I have new respect for general contractors. I used to think of them mainly as depositories for doughnuts and wads of cash, but now I see that they’re more like matchmakers, and even whilst they stand around eating comfort food and cashing checks, they’re actually performing vital functions; finding the right match between the jobs that need to be done and the people available, willing and/or capable (don’t we wish?) of doing that job. And making that match requires not only understanding the job and what it takes to get it done, but knowing who in the community of subcontractors is the right one for the job, and cultivating relationships with all of them, so that when you need for someone to choose between disappointing you or the other slob, they choose the other slob.
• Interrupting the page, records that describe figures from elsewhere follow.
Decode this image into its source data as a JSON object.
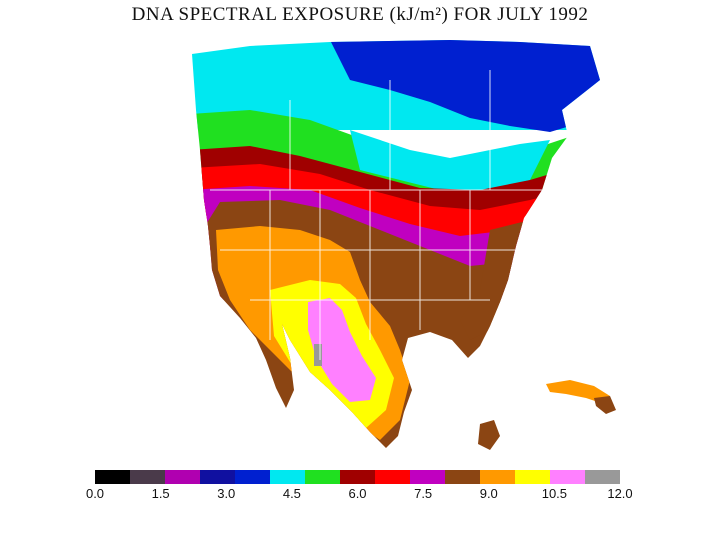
{
  "title": "DNA SPECTRAL EXPOSURE (kJ/m²) FOR JULY 1992",
  "legend": {
    "colors": [
      "#000000",
      "#4a3a4a",
      "#b000b0",
      "#1010a0",
      "#0020d0",
      "#00e8f0",
      "#20e020",
      "#a00000",
      "#ff0000",
      "#c000c0",
      "#8b4513",
      "#ff9900",
      "#ffff00",
      "#ff80ff",
      "#999999"
    ],
    "tick_labels": [
      "0.0",
      "1.5",
      "3.0",
      "4.5",
      "6.0",
      "7.5",
      "9.0",
      "10.5",
      "12.0"
    ]
  }
}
Frankie the drunken well-driller is a case in point. As I get my General Contractor legs, I’m learning that Frankie can do a good job, despite appearances (Oh, by the way, I had an unintelligible message on my cell phone that I presume was from Frankie, in his cups. See, he even ventures into the world of the ‘follow-up call.’ I think.).  And I’m learning that I don’t always have to be the slob that gets disappointed! I was sooooo proud of myself the other day when Tori, the well-driller who finally came through called to say he’d be by the next day to size up the joint and get a move on, and then ten minutes later he called back to say that, well, there was this other customer, who was flying in from somewhere, and couldn’t I wait a week so that the other slob could get his well in first?

No. I said no. Those of you who know me will be proud. I said I had to get the well in before anything, and he said – amazingly – O.K. The other slob will have to wait! Ach, I feel like a Nazi and a Trickle-Down-Republican and a tycoon! Those of you who are not the youngest child  can never know how gratifying it is to, for once in your life, not be the one wearing the hand-me-downs. Wait, wait, let me get a doughnut!

So, Tori came out yesterday and there won’t be a problem putting in the well as far as he can see, except that the (miraculous) road is just about 4 feet too narrow at one spot, since he will have to park two semis side by side when the well-drilling commences, so I -once again – had to scramble to find earth-moving equipment. If I didn’t get it, the out-of-towners flying in might win, and I couldn’t let that happen, could I?

Not only did I get it done, I have back-up plans for further earth-moving, should today’s efforts be deemed insufficient. You can be darn-tootin’ sure that I’m NOT letting this well-driller go until I’m thoroughly drilled (sorry if you don’t like -or don’t get – quadruple entendres). Nobody’s cutting in front of me in line, buster.

Unless, of course, the winter storm warning turns into an actual winter storm event. They’re calling for snow tonight, which isn’t unusual for Neihart in the springtime, but I did sort of kind of lie to Tori about it. He asked if it had snowed, and I truthfully said it hadn’t, but I neglected to mention that it was supposed to snow tonight. I’ll let you know.